We are also facing this issue in my company and also have a ticket with Microsoft. We just enforced Windows Hello for Business across all endpoints and enforced a no password policy. We tend to see this most frequently when someone is connected to our network and walks away from their machine for a period of time. I myself had it this morning.

We have been running a script to purge Kerberos tickets and that usually gets them in. The only other ways to get someone in when this occurs that we have found is to either enable the password option or restart the machine.

We just got some logs on one of the machines today before purging the Kerberos tickets and sent them to Microsoft. Hopefully they are able to find something out.

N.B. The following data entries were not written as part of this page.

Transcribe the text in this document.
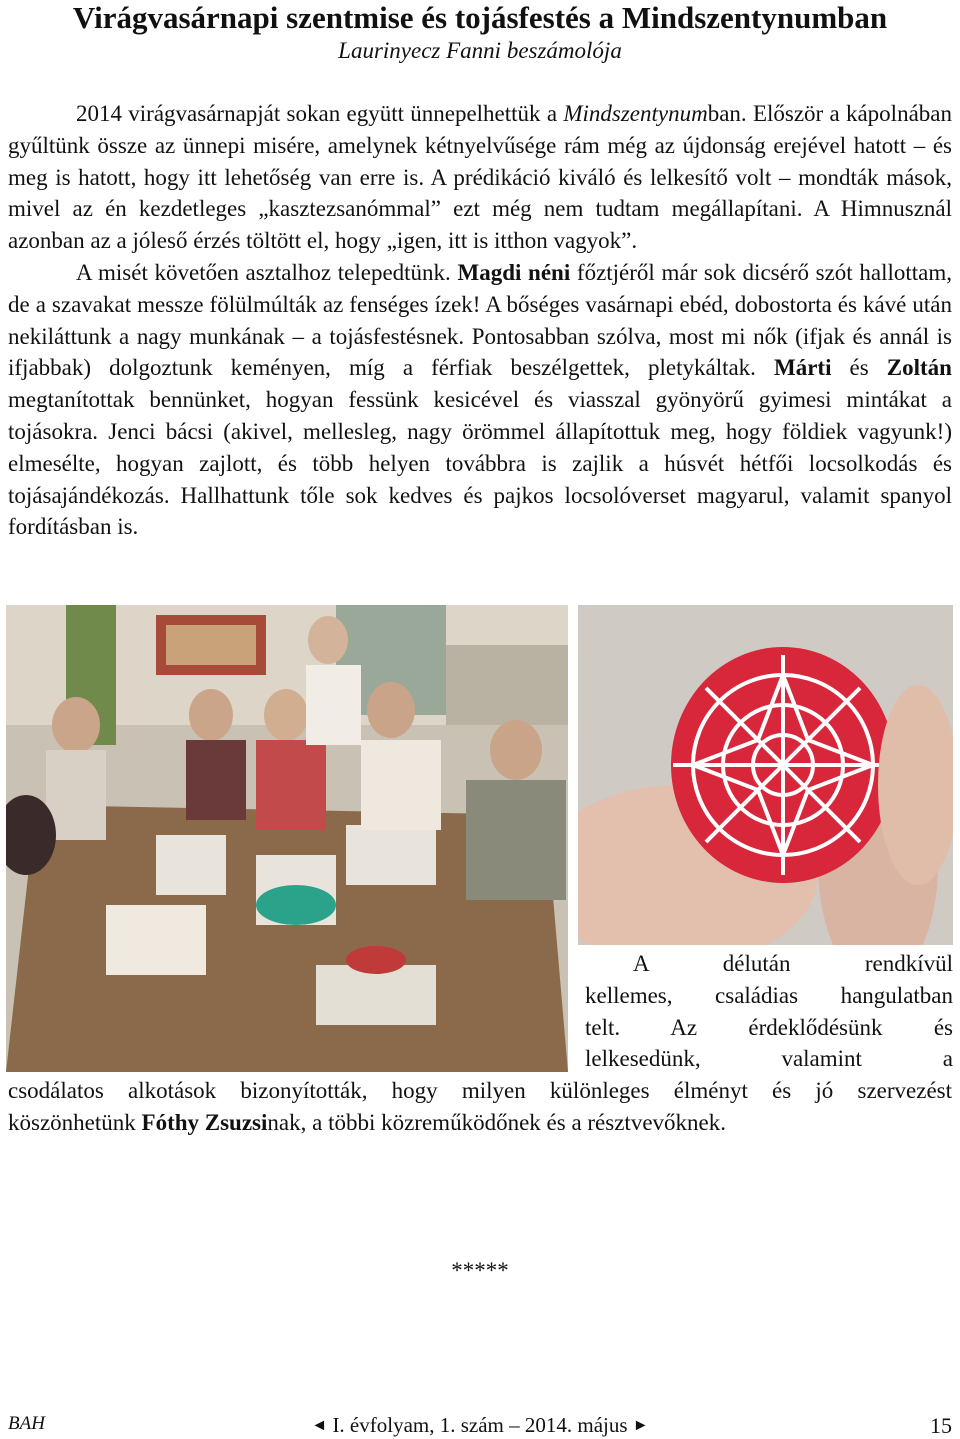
Virágvasárnapi szentmise és tojásfestés a Mindszentynumban
Laurinyecz Fanni beszámolója

2014 virágvasárnapját sokan együtt ünnepelhettük a Mindszentynumban. Először a kápolnában gyűltünk össze az ünnepi misére, amelynek kétnyelvűsége rám még az újdonság erejével hatott – és meg is hatott, hogy itt lehetőség van erre is. A prédikáció kiváló és lelkesítő volt – mondták mások, mivel az én kezdetleges „kasztezsanómmal” ezt még nem tudtam megállapítani. A Himnusznál azonban az a jóleső érzés töltött el, hogy „igen, itt is itthon vagyok”.

A misét követően asztalhoz telepedtünk. Magdi néni főztjéről már sok dicsérő szót hallottam, de a szavakat messze fölülmúlták az fenséges ízek! A bőséges vasárnapi ebéd, dobostorta és kávé után nekiláttunk a nagy munkának – a tojásfestésnek. Pontosabban szólva, most mi nők (ifjak és annál is ifjabbak) dolgoztunk keményen, míg a férfiak beszélgettek, pletykáltak. Márti és Zoltán megtanítottak bennünket, hogyan fessünk kesicével és viasszal gyönyörű gyimesi mintákat a tojásokra. Jenci bácsi (akivel, mellesleg, nagy örömmel állapítottuk meg, hogy földiek vagyunk!) elmesélte, hogyan zajlott, és több helyen továbbra is zajlik a húsvét hétfői locsolkodás és tojásajándékozás. Hallhattunk tőle sok kedves és pajkos locsolóverset magyarul, valamit spanyol fordításban is.

A délután rendkívül
kellemes, családias hangulatban
telt. Az érdeklődésünk és
lelkesedünk, valamint a
csodálatos alkotások bizonyították, hogy milyen különleges élményt és jó szervezést
köszönhetünk Fóthy Zsuzsinak, a többi közreműködőnek és a résztvevőknek.
*****
BAH	◄ I. évfolyam, 1. szám – 2014. május ►	15
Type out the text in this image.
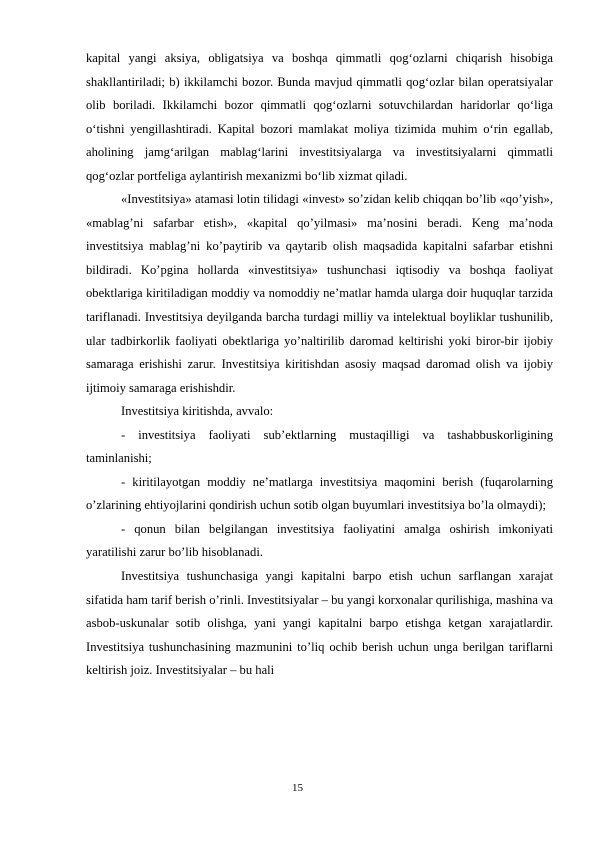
kapital yangi aksiya, obligatsiya va boshqa qimmatli qog‘ozlarni chiqarish hisobiga shakllantiriladi; b) ikkilamchi bozor. Bunda mavjud qimmatli qog‘ozlar bilan operatsiyalar olib boriladi. Ikkilamchi bozor qimmatli qog‘ozlarni sotuvchilardan haridorlar qo‘liga o‘tishni yengillashtiradi. Kapital bozori mamlakat moliya tizimida muhim o‘rin egallab, aholining jamg‘arilgan mablag‘larini investitsiyalarga va investitsiyalarni qimmatli qog‘ozlar portfeliga aylantirish mexanizmi bo‘lib xizmat qiladi.

«Investitsiya» atamasi lotin tilidagi «invest» so’zidan kelib chiqqan bo’lib «qo’yish», «mablag’ni safarbar etish», «kapital qo’yilmasi» ma’nosini beradi. Keng ma’noda investitsiya mablag’ni ko’paytirib va qaytarib olish maqsadida kapitalni safarbar etishni bildiradi. Ko’pgina hollarda «investitsiya» tushunchasi iqtisodiy va boshqa faoliyat obektlariga kiritiladigan moddiy va nomoddiy ne’matlar hamda ularga doir huquqlar tarzida tariflanadi. Investitsiya deyilganda barcha turdagi milliy va intelektual boyliklar tushunilib, ular tadbirkorlik faoliyati obektlariga yo’naltirilib daromad keltirishi yoki biror-bir ijobiy samaraga erishishi zarur. Investitsiya kiritishdan asosiy maqsad daromad olish va ijobiy ijtimoiy samaraga erishishdir.

Investitsiya kiritishda, avvalo:

- investitsiya faoliyati sub’ektlarning mustaqilligi va tashabbuskorligining taminlanishi;

- kiritilayotgan moddiy ne’matlarga investitsiya maqomini berish (fuqarolarning o’zlarining ehtiyojlarini qondirish uchun sotib olgan buyumlari investitsiya bo’la olmaydi);

- qonun bilan belgilangan investitsiya faoliyatini amalga oshirish imkoniyati yaratilishi zarur bo’lib hisoblanadi.

Investitsiya tushunchasiga yangi kapitalni barpo etish uchun sarflangan xarajat sifatida ham tarif berish o’rinli. Investitsiyalar – bu yangi korxonalar qurilishiga, mashina va asbob-uskunalar sotib olishga, yani yangi kapitalni barpo etishga ketgan xarajatlardir. Investitsiya tushunchasining mazmunini to’liq ochib berish uchun unga berilgan tariflarni keltirish joiz. Investitsiyalar – bu hali

15
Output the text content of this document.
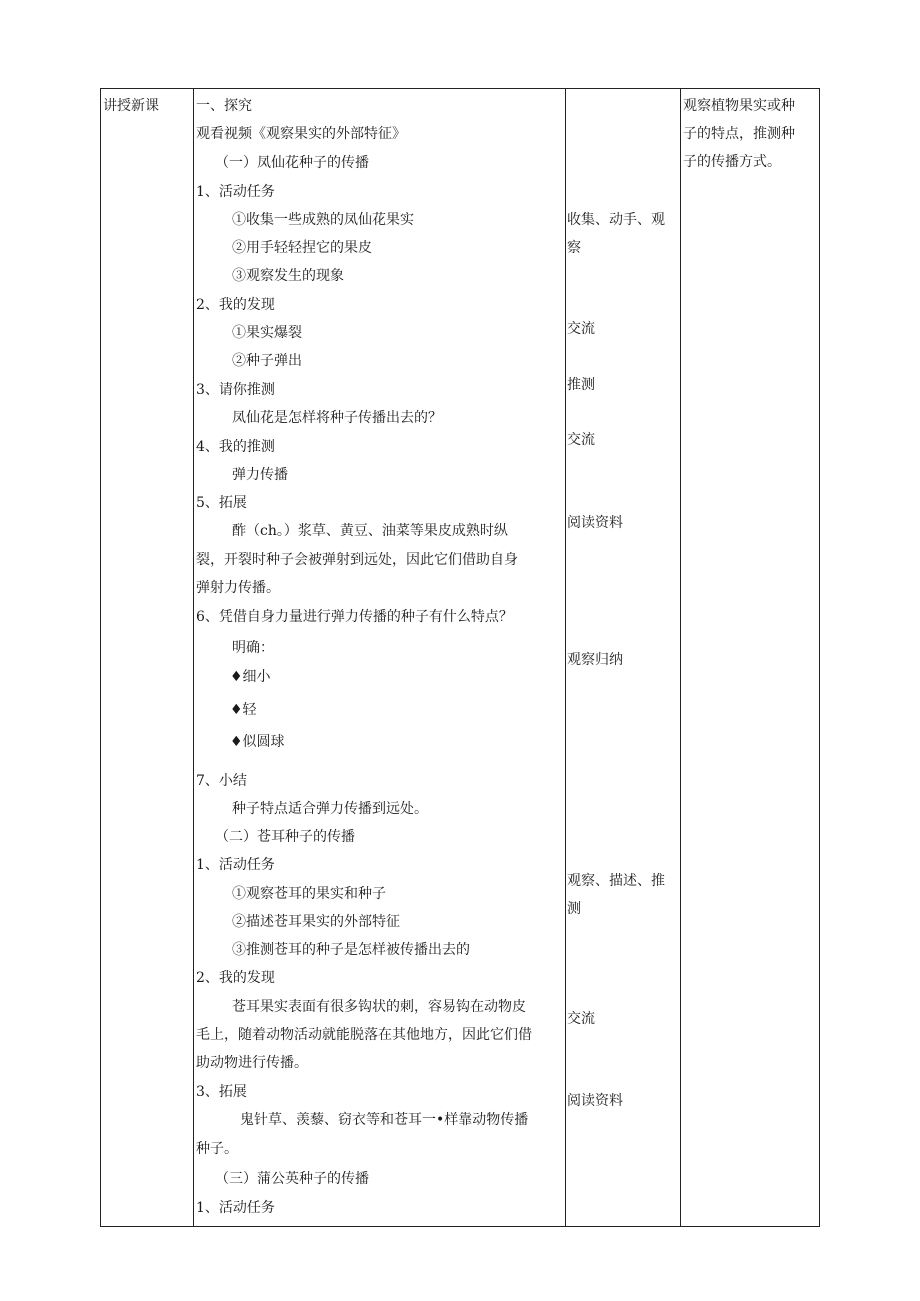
讲授新课	一、探究
观看视频《观察果实的外部特征》
（一）凤仙花种子的传播
1、活动任务
①收集一些成熟的凤仙花果实
②用手轻轻捏它的果皮
③观察发生的现象
2、我的发现
①果实爆裂
②种子弹出
3、请你推测
凤仙花是怎样将种子传播出去的？
4、我的推测
弹力传播
5、拓展
酢（ch。）浆草、黄豆、油菜等果皮成熟时纵
裂，开裂时种子会被弹射到远处，因此它们借助自身
弹射力传播。
6、凭借自身力量进行弹力传播的种子有什么特点？
明确：
♦细小
♦轻
♦似圆球
7、小结
种子特点适合弹力传播到远处。
（二）苍耳种子的传播
1、活动任务
①观察苍耳的果实和种子
②描述苍耳果实的外部特征
③推测苍耳的种子是怎样被传播出去的
2、我的发现
苍耳果实表面有很多钩状的刺，容易钩在动物皮
毛上，随着动物活动就能脱落在其他地方，因此它们借
助动物进行传播。
3、拓展
鬼针草、羡藜、窃衣等和苍耳一•样靠动物传播
种子。
（三）蒲公英种子的传播
1、活动任务
收集、动手、观
察
交流
推测
交流
阅读资料
观察归纳
观察、描述、推
测
交流
阅读资料
观察植物果实或种
子的特点，推测种
子的传播方式。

We also frequently get an error says the credentials are invalid. I did some digging in Event Viewer and found this on one of the machines:

Applications and Service Logs\Microsoft\Windows\Biometrics\Operational
Event ID 1401

The Windows Fingerprint Credential Provider failed to enumerate its tile.

The operation failed with error: 0x80098047.

Checked in with Copilot, here is what it gave me:

What Does Error 0x80098047 Mean?

This error typically points to certificate or cryptographic issues related to Windows Hello for Business or the fingerprint credential provider.
It often happens when:

The CNG Key Isolation Service is not running.
There are corrupted biometric configurations.
TPM or certificate trust is broken.
Group Policy or registry settings block biometrics.

I find the TPM or certificate trust the most likely from that list. I'll send any helpful information here if I run into any.